Kemp: Flooring is a kinetic product. The consumer really can’t tell the quality or even the color of a flooring product by looking at a picture on a screen. Do you think we’ll see more e-commerce in flooring?
Mr. Shaw: If you are talking about rugs, sure, people will buy rugs online. If we could figure out a way to install wall-to-wall carpet on the Internet-perhaps larger rugs that don’t require installation-that would be a real plus. But I think that’s down the road apiece, so we are going to be dependent on the installer for the next few years.
Kemp: I interviewed Joe Yarbrough recently, and he said carpet is losing about 2.5% a year in share in units. What is the long-range view on carpet, where you are so heavily invested?
Mr. Shaw: I think we have probably lost all of our unit business. Now, have we lost the dollar? Of course not.
Kemp: Will we see a shift to better-end goods in carpet?
Mr. Shaw: I think probably yes. You have to look at percentages. The higher the percentage of multifamily, the lower the cost of the floorcovering. I think we are going to have a bigger percentage that is carpet replacement going forward, so it will look like the average is going up, but I think it’s the shift of where it’s going that is changing, not necessarily the average of the cost.

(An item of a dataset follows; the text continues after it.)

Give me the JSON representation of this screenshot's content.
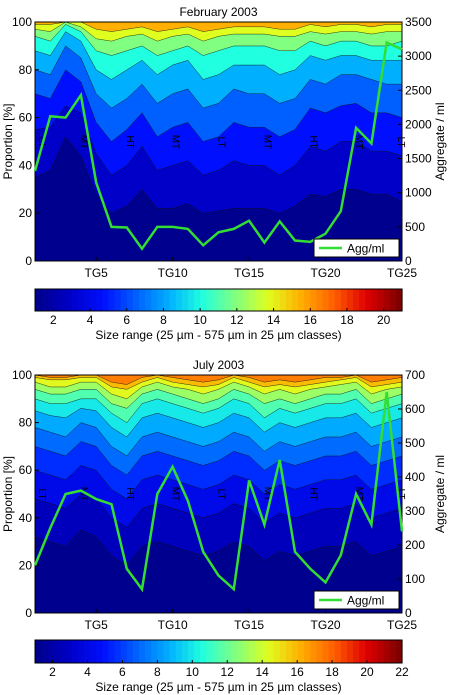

If we look at what we are giving the consumer today, it’s a much superior product to what we gave them ten years ago and at a considerably lower price. And affordability is always important-we have way more truck drivers than we do presidents.
Kemp: You like to make what you sell. You have the most efficient carpet operation out there. It’s been announced that five new companies are moving into North Georgia to manufacture LVT. Any chance you might dip your toe in that business, or will you always source vinyl products?

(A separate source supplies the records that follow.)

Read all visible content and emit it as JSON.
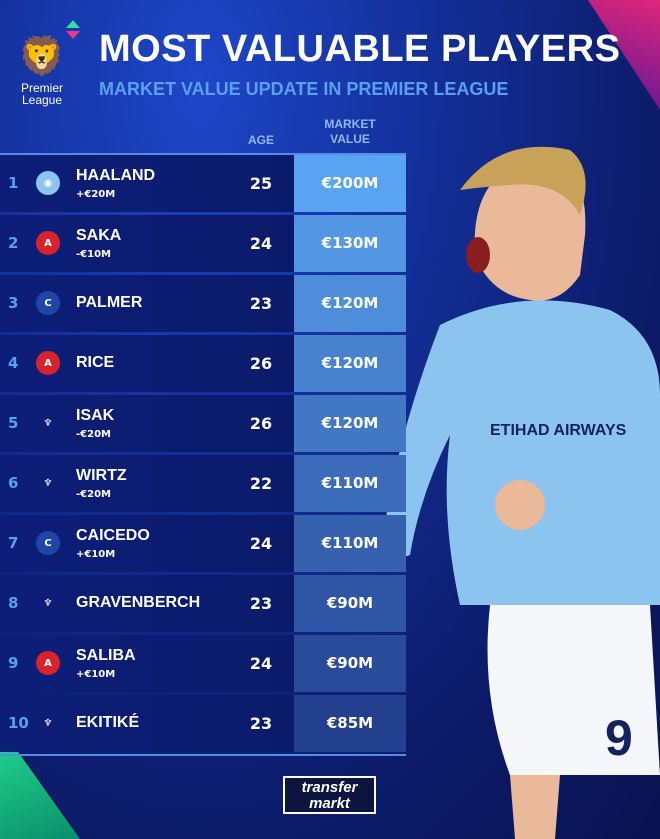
{
  "header": {
    "title": "MOST VALUABLE PLAYERS",
    "subtitle": "MARKET VALUE UPDATE IN PREMIER LEAGUE",
    "league_logo_text": "Premier League"
  },
  "columns": {
    "age": "AGE",
    "market_value_line1": "MARKET",
    "market_value_line2": "VALUE"
  },
  "rows": [
    {
      "rank": "1",
      "club": "Manchester City",
      "name": "HAALAND",
      "change": "+€20M",
      "age": "25",
      "value": "€200M"
    },
    {
      "rank": "2",
      "club": "Arsenal",
      "name": "SAKA",
      "change": "-€10M",
      "age": "24",
      "value": "€130M"
    },
    {
      "rank": "3",
      "club": "Chelsea",
      "name": "PALMER",
      "change": "",
      "age": "23",
      "value": "€120M"
    },
    {
      "rank": "4",
      "club": "Arsenal",
      "name": "RICE",
      "change": "",
      "age": "26",
      "value": "€120M"
    },
    {
      "rank": "5",
      "club": "Liverpool",
      "name": "ISAK",
      "change": "-€20M",
      "age": "26",
      "value": "€120M"
    },
    {
      "rank": "6",
      "club": "Liverpool",
      "name": "WIRTZ",
      "change": "-€20M",
      "age": "22",
      "value": "€110M"
    },
    {
      "rank": "7",
      "club": "Chelsea",
      "name": "CAICEDO",
      "change": "+€10M",
      "age": "24",
      "value": "€110M"
    },
    {
      "rank": "8",
      "club": "Liverpool",
      "name": "GRAVENBERCH",
      "change": "",
      "age": "23",
      "value": "€90M"
    },
    {
      "rank": "9",
      "club": "Arsenal",
      "name": "SALIBA",
      "change": "+€10M",
      "age": "24",
      "value": "€90M"
    },
    {
      "rank": "10",
      "club": "Liverpool",
      "name": "EKITIKÉ",
      "change": "",
      "age": "23",
      "value": "€85M"
    }
  ],
  "footer": {
    "brand_line1": "transfer",
    "brand_line2": "markt"
  },
  "player_shirt": {
    "sponsor": "ETIHAD AIRWAYS",
    "number": "9"
  },
  "colors": {
    "accent": "#5aa0f0",
    "title": "#ffffff",
    "value_top": "#5aa3f0",
    "value_bottom": "#23408e"
  }
}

Mr. Shaw: Yes and no. We are learning a good bit about LVTs right now, and I think we are learning the good, the bads and the uglies. I’m not sure we have yet matured that end of the business. I don’t think China is necessarily a mature marketplace with regard to consistency.

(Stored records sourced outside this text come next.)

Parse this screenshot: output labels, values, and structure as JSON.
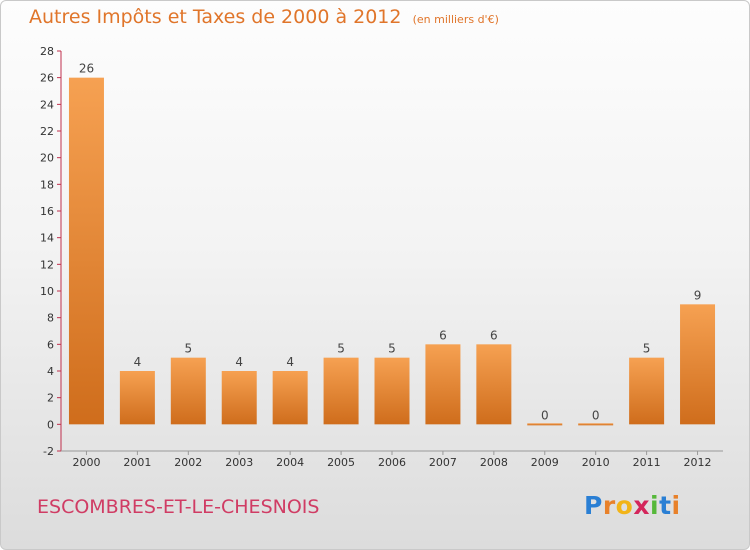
{
  "title": "Autres Impôts et Taxes de 2000 à 2012",
  "subtitle": "(en milliers d'€)",
  "commune": "ESCOMBRES-ET-LE-CHESNOIS",
  "logo": {
    "letters": [
      "P",
      "r",
      "o",
      "x",
      "i",
      "t",
      "i"
    ],
    "colors": [
      "#2a7fd4",
      "#e8812a",
      "#f2b418",
      "#d4265b",
      "#56b83a",
      "#2a7fd4",
      "#e8812a"
    ]
  },
  "chart_data": {
    "type": "bar",
    "title": "Autres Impôts et Taxes de 2000 à 2012",
    "subtitle": "(en milliers d'€)",
    "categories": [
      "2000",
      "2001",
      "2002",
      "2003",
      "2004",
      "2005",
      "2006",
      "2007",
      "2008",
      "2009",
      "2010",
      "2011",
      "2012"
    ],
    "values": [
      26,
      4,
      5,
      4,
      4,
      5,
      5,
      6,
      6,
      0,
      0,
      5,
      9
    ],
    "data_labels": [
      "26",
      "4",
      "5",
      "4",
      "4",
      "5",
      "5",
      "6",
      "6",
      "0",
      "0",
      "5",
      "9"
    ],
    "ylim": [
      -2,
      28
    ],
    "yticks": [
      -2,
      0,
      2,
      4,
      6,
      8,
      10,
      12,
      14,
      16,
      18,
      20,
      22,
      24,
      26,
      28
    ],
    "grid": false,
    "bar_color": "#e8862e",
    "axis_color": "#c0304d"
  }
}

You don’t have to be first. What you have to do is make sure you don’t damage your reputation by having bad quality. There is no question we are going to see more domestic production of LVT.
Kemp: Do you think the viability of the independent retailer will be strong for the next 20 years?
Mr. Shaw: I think it has to be. Fifteen years ago, we had over 30,000 independent retailers. Today, we have between 10,000 and 14,000-less than half. Independent retailers have a service that they render, and that service, quite frankly, is being able to do the proper job installing the product.
Kemp: What is your outlook for the flooring business moving forward?
Mr. Shaw: We haven’t been through a time like this before, at least to my knowledge. I’ve been in this business for 70 years or so, and we’ve never had so many variables-from political concerns to the nature of where we are going to live.
I believe now that we have realized that we don’t have to gather in an office building to do a lot of our work. People are going to live in the suburbs rather than the cities. Apartments have never been cheap from a construction perspective because there is a higher cost for the land, and building up is expensive, so I think we’ll see a shift there, too. I believe we’ll grow in population, and, as far as I can see on the residential end of the business, things look pretty good. Eventually, we will level out and find out what’s next for the commercial end.